Home Depot (HD) stock has been tanking recently. This is on fears of a major downturn in the housing market as interest rates soar. However, Home Depot's performance is only modestly tied to the new-home market. For proof of that, look at 2008. For that year, the S&P 500 (.SPX) plummeted 37%. And the 2008 market turmoil was caused, in large part, by the collapse of the American housing and mortgage markets. Yet, Home Depot stock only dropped 12% in 2008. While people may not be buying new homes, they still repair and take care of their existing ones. And also, during down housing markets, a lot of people move due to foreclosure or to downsize, and these events tend to cause a flurry of home-maintenance activities. Additionally, some hobbies, such as gardening, can save people money and gain popularity during recessions. Long story short, a recession shouldn't crush Home Depot.

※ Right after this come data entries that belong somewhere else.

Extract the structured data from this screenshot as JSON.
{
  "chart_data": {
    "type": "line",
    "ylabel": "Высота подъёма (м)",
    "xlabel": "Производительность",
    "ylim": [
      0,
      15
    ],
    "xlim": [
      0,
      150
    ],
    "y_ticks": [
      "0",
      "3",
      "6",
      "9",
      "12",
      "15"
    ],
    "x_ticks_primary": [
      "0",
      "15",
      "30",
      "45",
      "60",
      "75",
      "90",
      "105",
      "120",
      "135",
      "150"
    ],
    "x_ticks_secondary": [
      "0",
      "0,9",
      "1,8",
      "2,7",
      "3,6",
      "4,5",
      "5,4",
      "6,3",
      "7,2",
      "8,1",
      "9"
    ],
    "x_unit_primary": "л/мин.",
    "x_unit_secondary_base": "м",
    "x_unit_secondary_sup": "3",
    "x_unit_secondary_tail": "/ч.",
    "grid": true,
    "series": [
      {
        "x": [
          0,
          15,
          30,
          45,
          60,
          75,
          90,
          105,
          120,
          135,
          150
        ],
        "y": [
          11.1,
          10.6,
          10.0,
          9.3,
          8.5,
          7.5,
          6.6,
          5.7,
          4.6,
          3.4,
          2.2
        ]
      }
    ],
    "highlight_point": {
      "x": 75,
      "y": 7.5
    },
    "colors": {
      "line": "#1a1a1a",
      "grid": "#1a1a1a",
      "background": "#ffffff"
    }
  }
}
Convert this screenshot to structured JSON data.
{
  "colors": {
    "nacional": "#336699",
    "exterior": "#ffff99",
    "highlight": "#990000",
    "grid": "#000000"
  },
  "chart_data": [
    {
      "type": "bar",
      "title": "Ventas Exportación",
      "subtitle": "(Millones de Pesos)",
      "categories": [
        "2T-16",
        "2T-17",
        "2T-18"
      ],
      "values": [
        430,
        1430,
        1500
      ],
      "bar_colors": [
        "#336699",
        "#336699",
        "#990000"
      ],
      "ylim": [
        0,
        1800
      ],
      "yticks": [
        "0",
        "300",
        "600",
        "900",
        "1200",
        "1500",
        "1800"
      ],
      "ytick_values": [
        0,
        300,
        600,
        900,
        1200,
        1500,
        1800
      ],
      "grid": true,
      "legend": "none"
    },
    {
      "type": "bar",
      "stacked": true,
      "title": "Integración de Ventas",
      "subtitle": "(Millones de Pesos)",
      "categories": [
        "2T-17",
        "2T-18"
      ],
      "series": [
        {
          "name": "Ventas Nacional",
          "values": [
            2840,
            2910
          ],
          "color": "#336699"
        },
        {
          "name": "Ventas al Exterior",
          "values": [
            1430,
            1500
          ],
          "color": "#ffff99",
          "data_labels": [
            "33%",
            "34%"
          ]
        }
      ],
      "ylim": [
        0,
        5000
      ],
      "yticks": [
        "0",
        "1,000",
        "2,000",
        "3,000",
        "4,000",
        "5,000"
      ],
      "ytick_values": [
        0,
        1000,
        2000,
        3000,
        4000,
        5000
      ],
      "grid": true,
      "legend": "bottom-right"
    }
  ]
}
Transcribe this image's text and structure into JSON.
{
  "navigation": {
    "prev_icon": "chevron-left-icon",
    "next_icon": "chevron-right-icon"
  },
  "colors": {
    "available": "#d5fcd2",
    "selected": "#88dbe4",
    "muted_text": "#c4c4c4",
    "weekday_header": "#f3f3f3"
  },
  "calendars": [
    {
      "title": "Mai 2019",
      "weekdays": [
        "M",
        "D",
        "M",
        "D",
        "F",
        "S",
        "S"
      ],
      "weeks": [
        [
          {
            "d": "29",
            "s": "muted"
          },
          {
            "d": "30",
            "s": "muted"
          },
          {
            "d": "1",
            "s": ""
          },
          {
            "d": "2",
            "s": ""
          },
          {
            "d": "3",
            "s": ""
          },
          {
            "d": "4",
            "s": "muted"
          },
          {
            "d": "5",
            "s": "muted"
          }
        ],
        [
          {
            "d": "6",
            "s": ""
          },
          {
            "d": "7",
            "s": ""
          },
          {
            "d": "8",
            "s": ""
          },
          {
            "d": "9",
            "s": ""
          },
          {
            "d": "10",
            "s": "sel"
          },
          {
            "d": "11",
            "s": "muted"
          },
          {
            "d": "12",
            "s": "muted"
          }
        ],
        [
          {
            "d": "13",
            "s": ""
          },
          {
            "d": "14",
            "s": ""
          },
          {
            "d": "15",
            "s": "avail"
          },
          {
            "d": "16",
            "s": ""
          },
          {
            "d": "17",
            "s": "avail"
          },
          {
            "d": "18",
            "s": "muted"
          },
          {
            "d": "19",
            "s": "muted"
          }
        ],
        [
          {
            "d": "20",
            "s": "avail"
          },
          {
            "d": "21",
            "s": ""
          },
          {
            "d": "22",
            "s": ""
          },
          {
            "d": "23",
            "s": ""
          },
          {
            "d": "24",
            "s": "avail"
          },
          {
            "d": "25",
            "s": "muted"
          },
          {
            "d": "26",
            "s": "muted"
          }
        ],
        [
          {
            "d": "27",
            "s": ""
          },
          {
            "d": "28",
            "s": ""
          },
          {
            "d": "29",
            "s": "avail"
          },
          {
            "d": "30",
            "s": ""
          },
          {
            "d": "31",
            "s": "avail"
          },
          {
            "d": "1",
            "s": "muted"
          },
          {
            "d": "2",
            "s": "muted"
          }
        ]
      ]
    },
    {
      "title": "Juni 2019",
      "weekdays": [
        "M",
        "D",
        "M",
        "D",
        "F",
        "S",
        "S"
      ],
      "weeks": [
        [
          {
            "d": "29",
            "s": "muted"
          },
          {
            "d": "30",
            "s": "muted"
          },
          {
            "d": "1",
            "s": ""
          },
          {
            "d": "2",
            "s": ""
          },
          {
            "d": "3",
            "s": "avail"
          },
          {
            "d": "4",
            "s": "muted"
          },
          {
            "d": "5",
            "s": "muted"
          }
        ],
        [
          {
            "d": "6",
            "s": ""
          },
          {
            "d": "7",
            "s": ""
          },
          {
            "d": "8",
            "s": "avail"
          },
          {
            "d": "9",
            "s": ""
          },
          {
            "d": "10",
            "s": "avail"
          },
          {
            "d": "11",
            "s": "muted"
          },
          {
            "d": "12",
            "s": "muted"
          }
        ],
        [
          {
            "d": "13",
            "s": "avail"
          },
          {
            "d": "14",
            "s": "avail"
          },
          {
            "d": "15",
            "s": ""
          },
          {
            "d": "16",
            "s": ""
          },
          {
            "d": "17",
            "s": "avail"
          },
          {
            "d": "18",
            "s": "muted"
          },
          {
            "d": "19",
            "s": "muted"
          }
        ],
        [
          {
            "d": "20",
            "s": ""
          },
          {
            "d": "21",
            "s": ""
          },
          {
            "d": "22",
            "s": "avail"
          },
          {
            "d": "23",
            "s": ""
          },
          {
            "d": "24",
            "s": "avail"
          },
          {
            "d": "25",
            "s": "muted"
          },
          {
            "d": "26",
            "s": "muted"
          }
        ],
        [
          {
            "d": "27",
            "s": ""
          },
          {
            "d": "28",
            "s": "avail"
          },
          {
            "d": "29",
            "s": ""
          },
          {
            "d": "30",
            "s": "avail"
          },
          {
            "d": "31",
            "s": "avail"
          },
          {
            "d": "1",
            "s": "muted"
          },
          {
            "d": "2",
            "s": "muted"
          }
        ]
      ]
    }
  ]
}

Pfizer (PFE) performed reasonably well in 2020 and surged to new highs in 2021. That intuitively makes sense, given that company's involvement in products related to COVID-19. But that wasn't just a boost from the vaccines. Pfizer also performed much better than the market during 2008. The pharmaceutical industry enjoys some recession-proof elements. People still need their life-saving drugs, regardless of what the economy is doing. And in cases where the government is negotiating pricing, a recession isn't likely to lower compensation to Pfizer, as politically driven purchases tend to operate on a different economic framework. Even after its recent run, PFE stock is still selling at less than 8 times estimated 2022 earnings and pays a greater than 3% dividend yield.
Johnson & Johnson
Johnson & Johnson (JNJ) finds itself at a midpoint between Pfizer and P&G. J&J's bread and butter is pharmaceutical drugs, which enjoy the same recession-resistant features as Pfizer. Meanwhile, Johnson & Johnson's consumer products division proved itself to be resilient in 2020 and other economic downturns. In addition to those two businesses, J&J has a sizable medical devices division. This combination of business lines tends to ensure that at least one part of J&J is outperforming at any time and can carry the rest of the company. With hospitals getting back to normal operations following COVID-19, this should be medical devices' time to shine. J&J is a great income name as well, as it has grown its dividend for 60 consecutive years.
Kraft Heinz Co.
Speaking of things people can't go without, food is right near the top of the list. Back in 2008, Kraft (KHC) was one of the better-performing Dow components during that brutal year. Kraft split up in 2012, spinning off its Mondelez International Inc. (MDLZ) confectionery and drinks business. That paved the way for the monumental merger with Heinz. While that merger has had its issues, Kraft Heinz proved its resilience during the COVID-19 bust. The stock regained its March 2020 losses by mid-April and has since moved significantly higher. In a good economy, Kraft Heinz's staple packaged foods may not be that appealing. But, like McDonald's, when times are tough, people trade down to Kraft Heinz's more affordable products. And, with inflation running rampant, Kraft Heinz's large size and well-known household brands should give it operational resiliency. In the meantime, shares yield more than 4%.